Lanka Business Online recently recycled a media release informing us that: “SriLankan Airlines has once again enlisted the knowledge and expertise of some of the country’s eminent professionals, private sector personalities and management gurus to help groom the National Carrier’s leaders of the future…” As is usual with this  kind of “journalism” there was no attempt at analysis and it was left to a cynical reader to comment: “We need a sustainable and a turnaround vision for SLA and that not from bankers, automobile personnel and academics. But professionals from the Airline industry ‒ local and foreign.” Have SriLankan Airlines management sought advice from the likes of Alan Joyce or Michael O’Leary?

Some commenters called for SriLankan Airlines to be closed down as soon as possible because it was a constant drain on public resources at a time of national financial crisis. Would this be too drastic an option with the huge costs that redundancies would entail?
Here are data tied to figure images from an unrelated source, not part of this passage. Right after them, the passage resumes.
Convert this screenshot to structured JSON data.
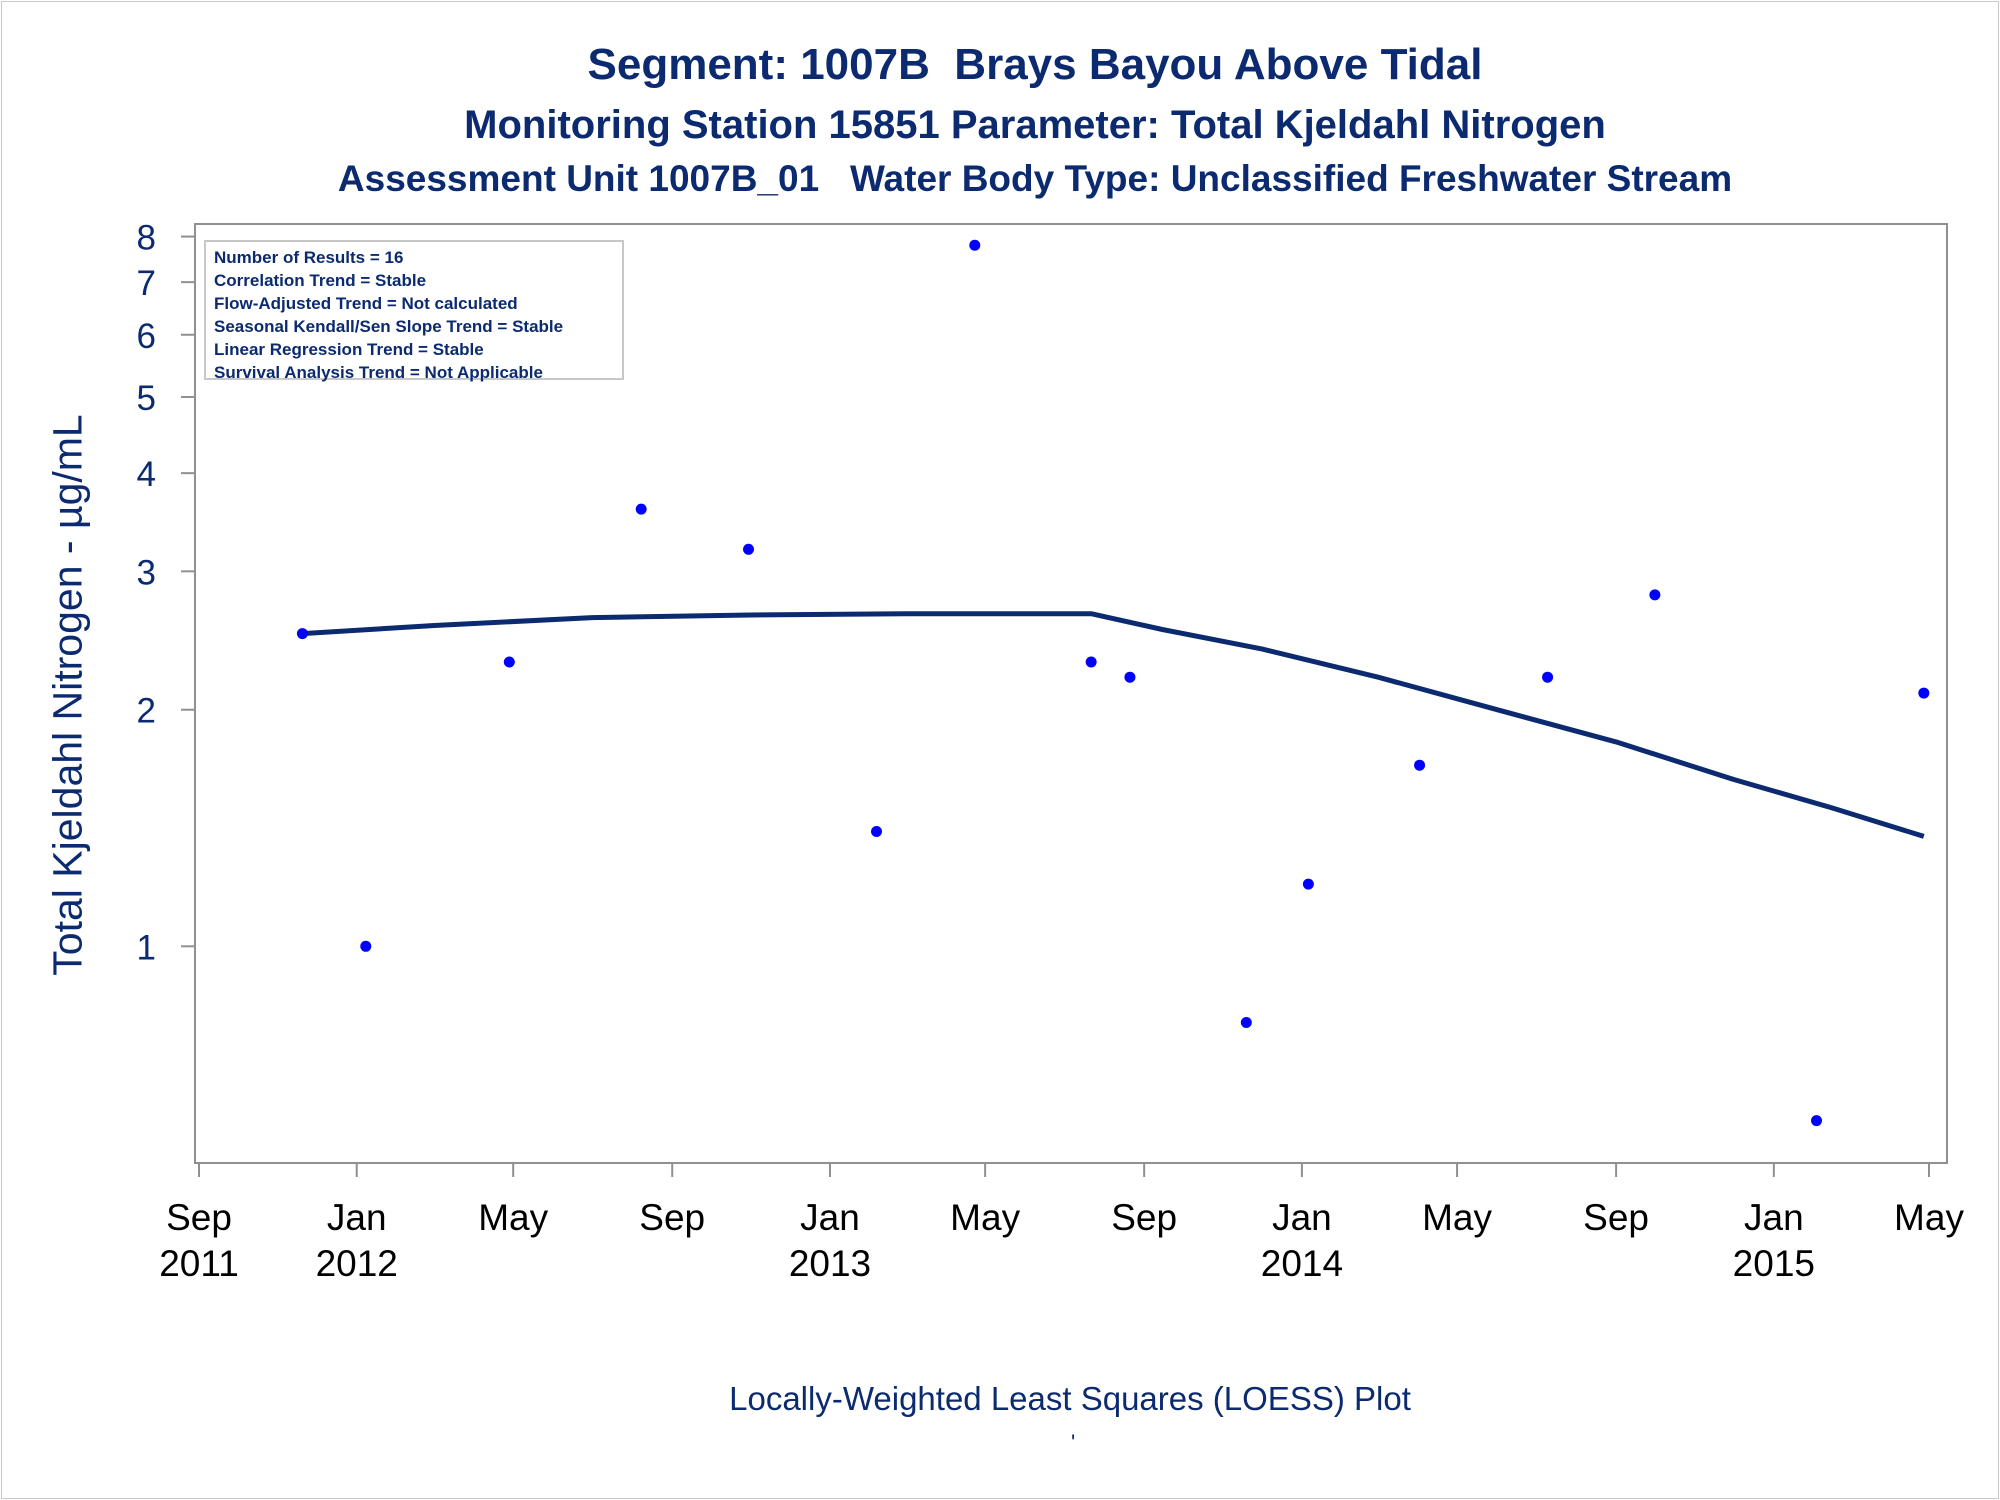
{
  "header": {
    "title": "Segment: 1007B  Brays Bayou Above Tidal",
    "subtitle": "Monitoring Station 15851 Parameter: Total Kjeldahl Nitrogen",
    "subtitle2": "Assessment Unit 1007B_01   Water Body Type: Unclassified Freshwater Stream"
  },
  "stats": {
    "line1": "Number of Results = 16",
    "line2": "Correlation Trend = Stable",
    "line3": "Flow-Adjusted Trend = Not calculated",
    "line4": "Seasonal Kendall/Sen Slope Trend = Stable",
    "line5": "Linear Regression Trend = Stable",
    "line6": "Survival Analysis Trend = Not Applicable"
  },
  "footer": {
    "label": "Locally-Weighted Least Squares (LOESS) Plot",
    "mark": "'"
  },
  "colors": {
    "text": "#0b2a6f",
    "points": "#0000ff",
    "line": "#0b2a6f",
    "axis": "#909090"
  },
  "chart_data": {
    "type": "scatter",
    "title": "Segment: 1007B  Brays Bayou Above Tidal",
    "ylabel": "Total Kjeldahl Nitrogen -  µg/mL",
    "xlabel": "",
    "y_scale": "log",
    "ylim": [
      0.53,
      8.3
    ],
    "xlim": [
      "2011-09-01",
      "2015-05-01"
    ],
    "grid": false,
    "x_ticks": [
      {
        "date": "2011-09-01",
        "month": "Sep",
        "year": "2011"
      },
      {
        "date": "2012-01-01",
        "month": "Jan",
        "year": "2012"
      },
      {
        "date": "2012-05-01",
        "month": "May",
        "year": ""
      },
      {
        "date": "2012-09-01",
        "month": "Sep",
        "year": ""
      },
      {
        "date": "2013-01-01",
        "month": "Jan",
        "year": "2013"
      },
      {
        "date": "2013-05-01",
        "month": "May",
        "year": ""
      },
      {
        "date": "2013-09-01",
        "month": "Sep",
        "year": ""
      },
      {
        "date": "2014-01-01",
        "month": "Jan",
        "year": "2014"
      },
      {
        "date": "2014-05-01",
        "month": "May",
        "year": ""
      },
      {
        "date": "2014-09-01",
        "month": "Sep",
        "year": ""
      },
      {
        "date": "2015-01-01",
        "month": "Jan",
        "year": "2015"
      },
      {
        "date": "2015-05-01",
        "month": "May",
        "year": ""
      }
    ],
    "y_ticks": [
      1,
      2,
      3,
      4,
      5,
      6,
      7,
      8
    ],
    "series": [
      {
        "type": "scatter",
        "x": [
          "2011-11-20",
          "2012-01-08",
          "2012-04-28",
          "2012-08-08",
          "2012-10-30",
          "2013-02-06",
          "2013-04-23",
          "2013-07-22",
          "2013-08-21",
          "2013-11-19",
          "2014-01-06",
          "2014-04-02",
          "2014-07-10",
          "2014-10-01",
          "2015-02-03",
          "2015-04-27"
        ],
        "y": [
          2.5,
          1.0,
          2.3,
          3.6,
          3.2,
          1.4,
          7.8,
          2.3,
          2.2,
          0.8,
          1.2,
          1.7,
          2.2,
          2.8,
          0.6,
          2.1
        ]
      },
      {
        "type": "line",
        "x": [
          "2011-11-20",
          "2012-03-01",
          "2012-07-01",
          "2012-11-01",
          "2013-03-01",
          "2013-07-22",
          "2013-09-15",
          "2013-12-01",
          "2014-03-01",
          "2014-06-01",
          "2014-09-01",
          "2014-12-01",
          "2015-02-15",
          "2015-04-27"
        ],
        "y": [
          2.5,
          2.56,
          2.62,
          2.64,
          2.65,
          2.65,
          2.53,
          2.39,
          2.2,
          2.0,
          1.82,
          1.63,
          1.5,
          1.38
        ]
      }
    ]
  }
}
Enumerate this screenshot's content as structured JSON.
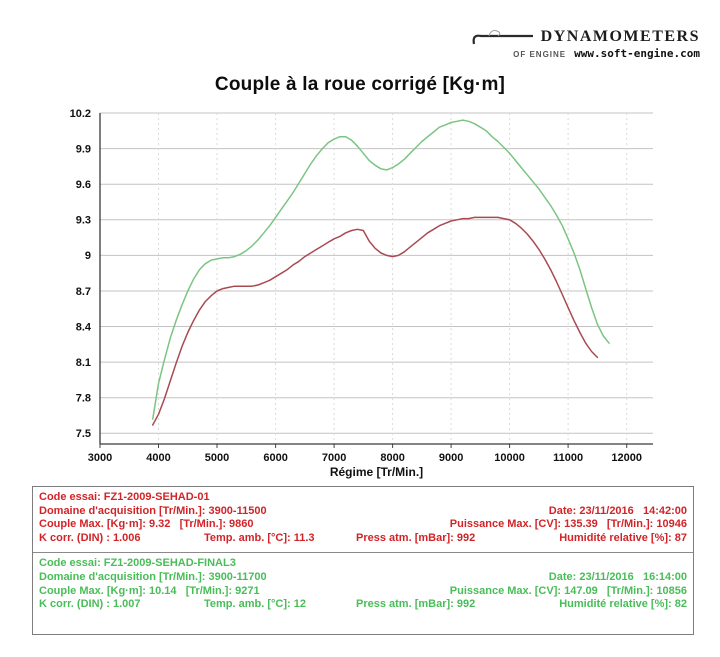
{
  "header": {
    "brand": "DYNAMOMETERS",
    "logo_mark": "OF ENGINE",
    "website": "www.soft-engine.com"
  },
  "chart_data": {
    "type": "line",
    "title": "Couple à la roue corrigé [Kg·m]",
    "xlabel": "Régime [Tr/Min.]",
    "ylabel": "",
    "xlim": [
      3000,
      12450
    ],
    "ylim": [
      7.41,
      10.2
    ],
    "xticks": [
      3000,
      4000,
      5000,
      6000,
      7000,
      8000,
      9000,
      10000,
      11000,
      12000
    ],
    "yticks": [
      7.5,
      7.8,
      8.1,
      8.4,
      8.7,
      9,
      9.3,
      9.6,
      9.9,
      10.2
    ],
    "grid": true,
    "legend_position": "none",
    "series": [
      {
        "name": "FZ1-2009-SEHAD-01",
        "color": "#a94a52",
        "x": [
          3900,
          4000,
          4100,
          4200,
          4300,
          4400,
          4500,
          4600,
          4700,
          4800,
          4900,
          5000,
          5100,
          5200,
          5300,
          5400,
          5500,
          5600,
          5700,
          5800,
          5900,
          6000,
          6100,
          6200,
          6300,
          6400,
          6500,
          6600,
          6700,
          6800,
          6900,
          7000,
          7100,
          7200,
          7300,
          7400,
          7500,
          7600,
          7700,
          7800,
          7900,
          8000,
          8100,
          8200,
          8300,
          8400,
          8500,
          8600,
          8700,
          8800,
          8900,
          9000,
          9100,
          9200,
          9300,
          9400,
          9500,
          9600,
          9700,
          9800,
          9900,
          10000,
          10100,
          10200,
          10300,
          10400,
          10500,
          10600,
          10700,
          10800,
          10900,
          11000,
          11100,
          11200,
          11300,
          11400,
          11500
        ],
        "y": [
          7.57,
          7.66,
          7.79,
          7.94,
          8.09,
          8.23,
          8.35,
          8.45,
          8.54,
          8.61,
          8.66,
          8.7,
          8.72,
          8.73,
          8.74,
          8.74,
          8.74,
          8.74,
          8.75,
          8.77,
          8.79,
          8.82,
          8.85,
          8.88,
          8.92,
          8.95,
          8.99,
          9.02,
          9.05,
          9.08,
          9.11,
          9.14,
          9.16,
          9.19,
          9.21,
          9.22,
          9.21,
          9.12,
          9.06,
          9.02,
          9.0,
          8.99,
          9.0,
          9.03,
          9.07,
          9.11,
          9.15,
          9.19,
          9.22,
          9.25,
          9.27,
          9.29,
          9.3,
          9.31,
          9.31,
          9.32,
          9.32,
          9.32,
          9.32,
          9.32,
          9.31,
          9.3,
          9.27,
          9.23,
          9.18,
          9.12,
          9.05,
          8.97,
          8.88,
          8.78,
          8.67,
          8.56,
          8.45,
          8.35,
          8.26,
          8.19,
          8.14
        ]
      },
      {
        "name": "FZ1-2009-SEHAD-FINAL3",
        "color": "#7cc483",
        "x": [
          3900,
          4000,
          4100,
          4200,
          4300,
          4400,
          4500,
          4600,
          4700,
          4800,
          4900,
          5000,
          5100,
          5200,
          5300,
          5400,
          5500,
          5600,
          5700,
          5800,
          5900,
          6000,
          6100,
          6200,
          6300,
          6400,
          6500,
          6600,
          6700,
          6800,
          6900,
          7000,
          7100,
          7200,
          7300,
          7400,
          7500,
          7600,
          7700,
          7800,
          7900,
          8000,
          8100,
          8200,
          8300,
          8400,
          8500,
          8600,
          8700,
          8800,
          8900,
          9000,
          9100,
          9200,
          9300,
          9400,
          9500,
          9600,
          9700,
          9800,
          9900,
          10000,
          10100,
          10200,
          10300,
          10400,
          10500,
          10600,
          10700,
          10800,
          10900,
          11000,
          11100,
          11200,
          11300,
          11400,
          11500,
          11600,
          11700
        ],
        "y": [
          7.62,
          7.92,
          8.12,
          8.3,
          8.45,
          8.58,
          8.7,
          8.8,
          8.88,
          8.93,
          8.96,
          8.97,
          8.98,
          8.98,
          8.99,
          9.01,
          9.04,
          9.08,
          9.13,
          9.19,
          9.25,
          9.32,
          9.39,
          9.46,
          9.53,
          9.61,
          9.69,
          9.77,
          9.84,
          9.9,
          9.95,
          9.98,
          10.0,
          10.0,
          9.97,
          9.92,
          9.86,
          9.8,
          9.76,
          9.73,
          9.72,
          9.74,
          9.77,
          9.81,
          9.86,
          9.91,
          9.96,
          10.0,
          10.04,
          10.08,
          10.1,
          10.12,
          10.13,
          10.14,
          10.13,
          10.11,
          10.08,
          10.05,
          10.0,
          9.96,
          9.91,
          9.86,
          9.8,
          9.74,
          9.68,
          9.62,
          9.56,
          9.49,
          9.42,
          9.34,
          9.25,
          9.14,
          9.02,
          8.88,
          8.72,
          8.56,
          8.42,
          8.32,
          8.26
        ]
      }
    ]
  },
  "results": {
    "tests": [
      {
        "text_color": "#d22427",
        "code": "Code essai: FZ1-2009-SEHAD-01",
        "domain": "Domaine d'acquisition [Tr/Min.]: 3900-11500",
        "date": "Date: 23/11/2016   14:42:00",
        "torque_max": "Couple Max. [Kg·m]: 9.32   [Tr/Min.]: 9860",
        "power_max": "Puissance Max. [CV]: 135.39   [Tr/Min.]: 10946",
        "k_corr": "K corr. (DIN) : 1.006",
        "temp": "Temp. amb. [°C]: 11.3",
        "pressure": "Press atm. [mBar]: 992",
        "humidity": "Humidité relative [%]: 87"
      },
      {
        "text_color": "#49bd58",
        "code": "Code essai: FZ1-2009-SEHAD-FINAL3",
        "domain": "Domaine d'acquisition [Tr/Min.]: 3900-11700",
        "date": "Date: 23/11/2016   16:14:00",
        "torque_max": "Couple Max. [Kg·m]: 10.14   [Tr/Min.]: 9271",
        "power_max": "Puissance Max. [CV]: 147.09   [Tr/Min.]: 10856",
        "k_corr": "K corr. (DIN) : 1.007",
        "temp": "Temp. amb. [°C]: 12",
        "pressure": "Press atm. [mBar]: 992",
        "humidity": "Humidité relative [%]: 82"
      }
    ]
  }
}
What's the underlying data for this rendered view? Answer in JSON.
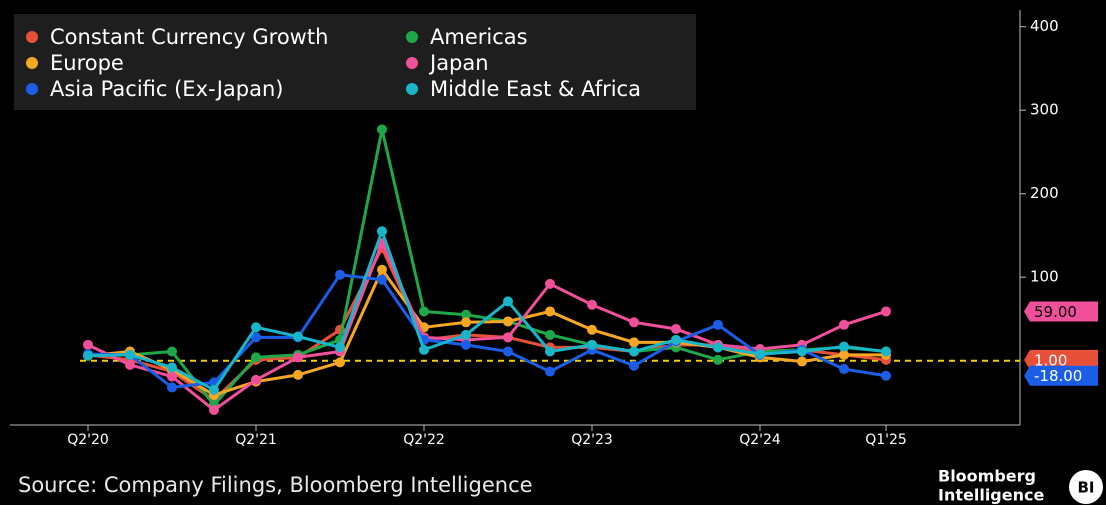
{
  "chart_data": {
    "type": "line",
    "categories": [
      "Q2'20",
      null,
      null,
      null,
      "Q2'21",
      null,
      null,
      null,
      "Q2'22",
      null,
      null,
      null,
      "Q2'23",
      null,
      null,
      null,
      "Q2'24",
      null,
      null,
      "Q1'25"
    ],
    "series": [
      {
        "name": "Constant Currency Growth",
        "color": "#e8503a",
        "values": [
          7,
          1,
          -13,
          -47,
          1,
          4,
          37,
          135,
          25,
          31,
          28,
          16,
          16,
          11,
          19,
          19,
          11,
          13,
          7,
          1
        ],
        "value_labels": [
          null,
          null,
          null,
          null,
          null,
          null,
          null,
          null,
          null,
          null,
          null,
          null,
          null,
          null,
          null,
          null,
          null,
          null,
          null,
          "1.00"
        ]
      },
      {
        "name": "Americas",
        "color": "#1fa84a",
        "values": [
          7,
          7,
          11,
          -53,
          4,
          7,
          25,
          277,
          59,
          55,
          47,
          31,
          19,
          11,
          16,
          1,
          11,
          13,
          16,
          11
        ]
      },
      {
        "name": "Europe",
        "color": "#f5a623",
        "values": [
          6,
          11,
          -11,
          -41,
          -25,
          -17,
          -2,
          109,
          40,
          46,
          47,
          59,
          37,
          22,
          22,
          16,
          4,
          -1,
          7,
          7
        ]
      },
      {
        "name": "Japan",
        "color": "#f0509a",
        "values": [
          19,
          -5,
          -19,
          -59,
          -23,
          4,
          11,
          141,
          28,
          25,
          28,
          92,
          67,
          46,
          38,
          19,
          14,
          19,
          43,
          59
        ],
        "value_labels": [
          null,
          null,
          null,
          null,
          null,
          null,
          null,
          null,
          null,
          null,
          null,
          null,
          null,
          null,
          null,
          null,
          null,
          null,
          null,
          "59.00"
        ]
      },
      {
        "name": "Asia Pacific (Ex-Japan)",
        "color": "#1a5ee8",
        "values": [
          8,
          7,
          -32,
          -26,
          28,
          28,
          103,
          97,
          25,
          19,
          11,
          -13,
          13,
          -6,
          23,
          43,
          7,
          13,
          -10,
          -18
        ],
        "value_labels": [
          null,
          null,
          null,
          null,
          null,
          null,
          null,
          null,
          null,
          null,
          null,
          null,
          null,
          null,
          null,
          null,
          null,
          null,
          null,
          "-18.00"
        ]
      },
      {
        "name": "Middle East & Africa",
        "color": "#19b5c8",
        "values": [
          6,
          7,
          -8,
          -35,
          40,
          29,
          16,
          155,
          13,
          31,
          71,
          11,
          19,
          11,
          25,
          16,
          8,
          11,
          17,
          11
        ]
      }
    ],
    "ylim": [
      -77,
      420
    ],
    "yticks": [
      100,
      200,
      300,
      400
    ],
    "hline": {
      "value": 0,
      "color": "#f0d000"
    },
    "source": "Source: Company Filings, Bloomberg Intelligence",
    "logo": {
      "line1": "Bloomberg",
      "line2": "Intelligence",
      "badge": "BI"
    }
  }
}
One obvious way of cutting losses would be to shut down Mihin Lanka, as Ranil Wickremesinghe promised to do in his election campaign. Many retired consultants who were appointed by the previous regime are still drawing salaries. How long will this Rajapaksa folly continue to drain the Treasury?

There certainly have to be some redundancies, whatever option is chosen, but the Government has promised to retain the airline’s 7,800 workforce. There is no doubt that there are many superfluous and ineffective people employed by the airline in management and on the technical side. The current Chairman as well as Board of Directors was appointed by the Prime Minister mostly from amongst his close associates. The new CEO is the brother of the Prime Minister’s advisor, Charitha Ratwatte. There appears to be no-one currently running the national carrier who has any experience of running a hugely indebted enterprise.

Although the Rajapaksa regime is rightly condemned for its malign effect on the national carrier, there is a long history of incompetence and malfeasance under previous regimes. Minister Kabir Hashim may well speak of the damage done by “unqualified political lackeys”, but one doubts whether past regimes were much better and one cannot be optimistic about the future either.